Madame [S] [J] soutient qu’elle présente un état psychiatrique induisant une restriction substantielle et durable de l’accès à l’emploi, constitué d’une symptomatologie dépressive chronique associée à une importante asthénie et à une instabilité psychomotrice l’empêchant d’accéder à un quelconque emploi et de s’y maintenir.
La MDPH des Bouches-du-Rhône n’a développé aux termes de son mémoire responsif qu’un moyen afférent au taux d’incapacité de la requérante et n’a donc pas pris position sur l’existence en l’espèce d’une restriction substantielle et durable pour l’accès à l’emploi.
Il s’évince des éléments versés au débat que Madame [S] [J] n’a jamais exercé la moindre activité professionnelle.
En outre, il ressort du propre rapport médical établi par la CDAPH que le médecin psychiatre, ayant examiné la requérante, dans le cadre de l’instruction de sa demande, a lui-même considéré que Madame [S] [J] était dans l’incapacité d’avoir une activité professionnelle à temps partiel (au moins à 50%) et de suivre une formation.
Enfin, il convient de relever que le médecin consultant, désigné par le tribunal, et le Docteur [A] [D], ayant établi le certificat médical joint à la demande d’AAH, s’accordent à considérer que les troubles affectant Madame [S] [J] sont incompatibles avec l’occupation d’un quelconque emploi.
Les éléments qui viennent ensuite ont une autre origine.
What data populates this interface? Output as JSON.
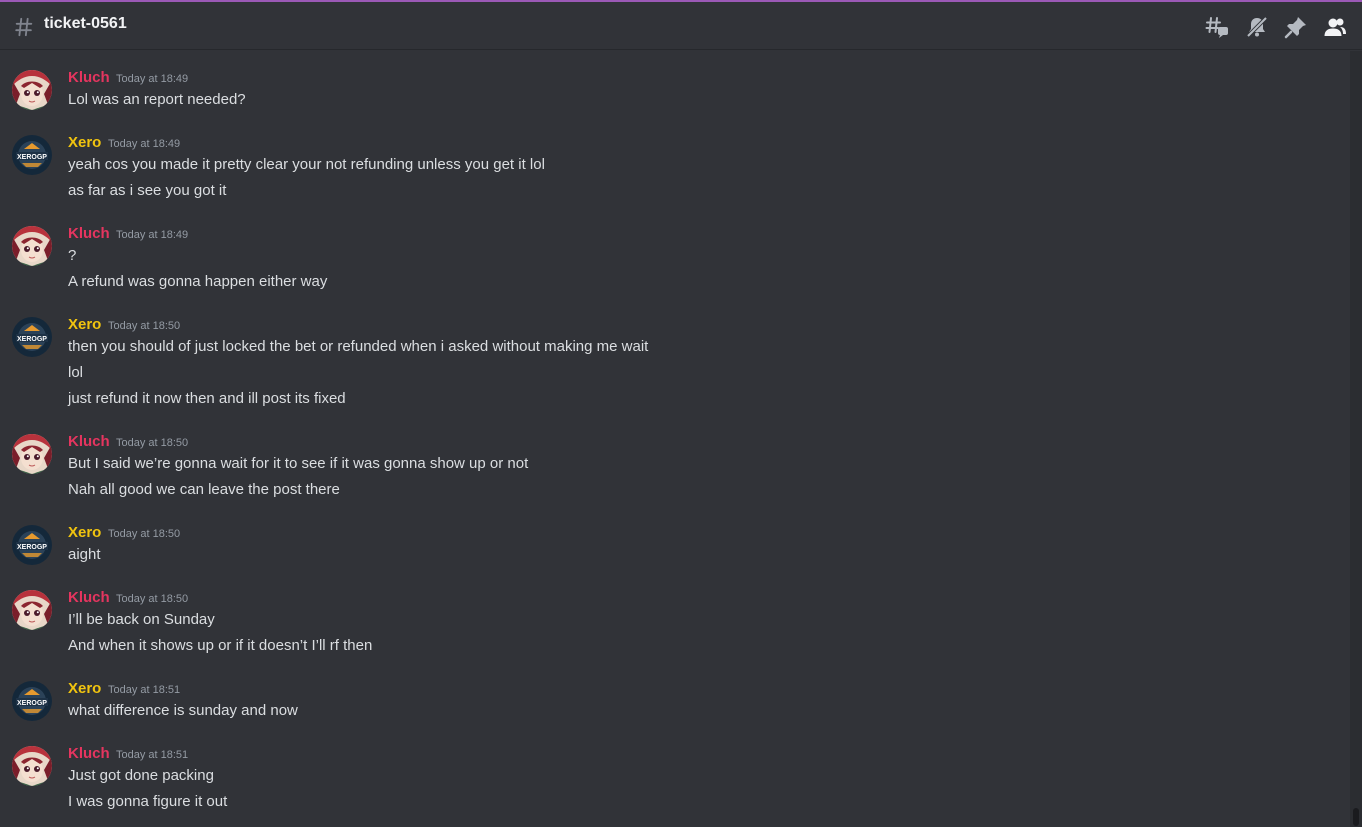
{
  "channel": {
    "name": "ticket-0561"
  },
  "header_icons": [
    "threads-icon",
    "mute-bell-icon",
    "pin-icon",
    "members-icon"
  ],
  "users": {
    "kluch": {
      "name": "Kluch",
      "color": "#e5355f"
    },
    "xero": {
      "name": "Xero",
      "color": "#f1c40f"
    }
  },
  "messages": [
    {
      "author": "Kluch",
      "timestamp": "Today at 18:49",
      "lines": [
        "Lol was an report needed?"
      ]
    },
    {
      "author": "Xero",
      "timestamp": "Today at 18:49",
      "lines": [
        "yeah cos you made it pretty clear your not refunding unless you get it lol",
        "as far as i see you got it"
      ]
    },
    {
      "author": "Kluch",
      "timestamp": "Today at 18:49",
      "lines": [
        "?",
        "A refund was gonna happen either way"
      ]
    },
    {
      "author": "Xero",
      "timestamp": "Today at 18:50",
      "lines": [
        "then you should of just locked the bet or refunded when i asked without making me wait",
        "lol",
        "just refund it now then and ill post its fixed"
      ]
    },
    {
      "author": "Kluch",
      "timestamp": "Today at 18:50",
      "lines": [
        "But I said we’re gonna wait for it to see if it was gonna show up or not",
        "Nah all good we can leave the post there"
      ]
    },
    {
      "author": "Xero",
      "timestamp": "Today at 18:50",
      "lines": [
        "aight"
      ]
    },
    {
      "author": "Kluch",
      "timestamp": "Today at 18:50",
      "lines": [
        "I’ll be back on Sunday",
        "And when it shows up or if it doesn’t I’ll rf then"
      ]
    },
    {
      "author": "Xero",
      "timestamp": "Today at 18:51",
      "lines": [
        "what difference is sunday and now"
      ]
    },
    {
      "author": "Kluch",
      "timestamp": "Today at 18:51",
      "lines": [
        "Just got done packing",
        "I was gonna figure it out"
      ]
    }
  ],
  "avatar_text": {
    "xero": "XEROGP"
  }
}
Le médecin consultant a effet conclu que " Madame [J] présente un état de santé qui ne lui permet pas (et plus du tout) de travailler ", rejoignant ainsi l’avis du Docteur [A] [D] lequel a constaté que la requérante présente « une incapacité durable à investir un fonctionnement social structuré à fortiori dans la recherche d’une activité professionnelle ».
Il résulte des éléments précédemment exposés que Madame [S] [J] se heurte bien à une restriction substantielle et durable du fait de son handicap pour l’accès à l’emploi et, dès lors, est fondée à solliciter le bénéfice de l’allocation aux adultes handicapés.
En conséquence, il convient d’accorder à Madame [S] [J] l’allocation aux adultes handicapés pour une durée de trois ans à compter du 1er juin 2024.
Sur les demandes accessoires
La MDPH des Bouches-du-Rhône qui succombe en ses prétentions supportera la charge intégrale des dépens de l’instance, à l’exception des frais résultant de la consultation médicale qui resteront à la charge de la caisse nationale d’assurance maladie.
Sur l’exécution provisoire
Aux termes de l’article R. 142-10-6 alinéa 1 du code de la sécurité sociale, le tribunal peut ordonner l’exécution par provision de ses décisions.
L’exécution provisoire, qui est nécessaire au vu de la nature du litige sera ordonnée.
PAR CES MOTIFS
Le pôle social du tribunal judiciaire de Marseille, statuant par jugement réputé contradictoire, en premier ressort, et après en avoir délibéré conformément à la loi,
DECLARE recevable et bien-fondé le recours de Madame [S] [J] ;
DIT que Madame [S] [J], qui présente à la date impartie pour statuer un taux d’incapacité égal ou supérieur à 50 % et inférieur à 80 % ainsi qu’une restriction substantielle et durable pour l’accès à l’emploi, peut prétendre au renouvellement de l’allocation aux adultes handicapés pour une durée de trois ans à compter du 1er juin 2024 ;
CONDAMNE la maison départementale des personnes handicapées des Bouches-du-Rhône aux dépens, à l’exclusion des frais de la consultation médicale ordonnée par la présente juridiction, qui incomberont à la caisse nationale de l’assurance maladie ;
ORDONNE l’exécution provisoire de la décision à intervenir ;
DIT que la présente décision peut être frappée d’appel dans le mois de la réception de sa notification, à peine de forclusion.
Ainsi jugé et prononcé par mise à disposition au greffe le 12 février 2026.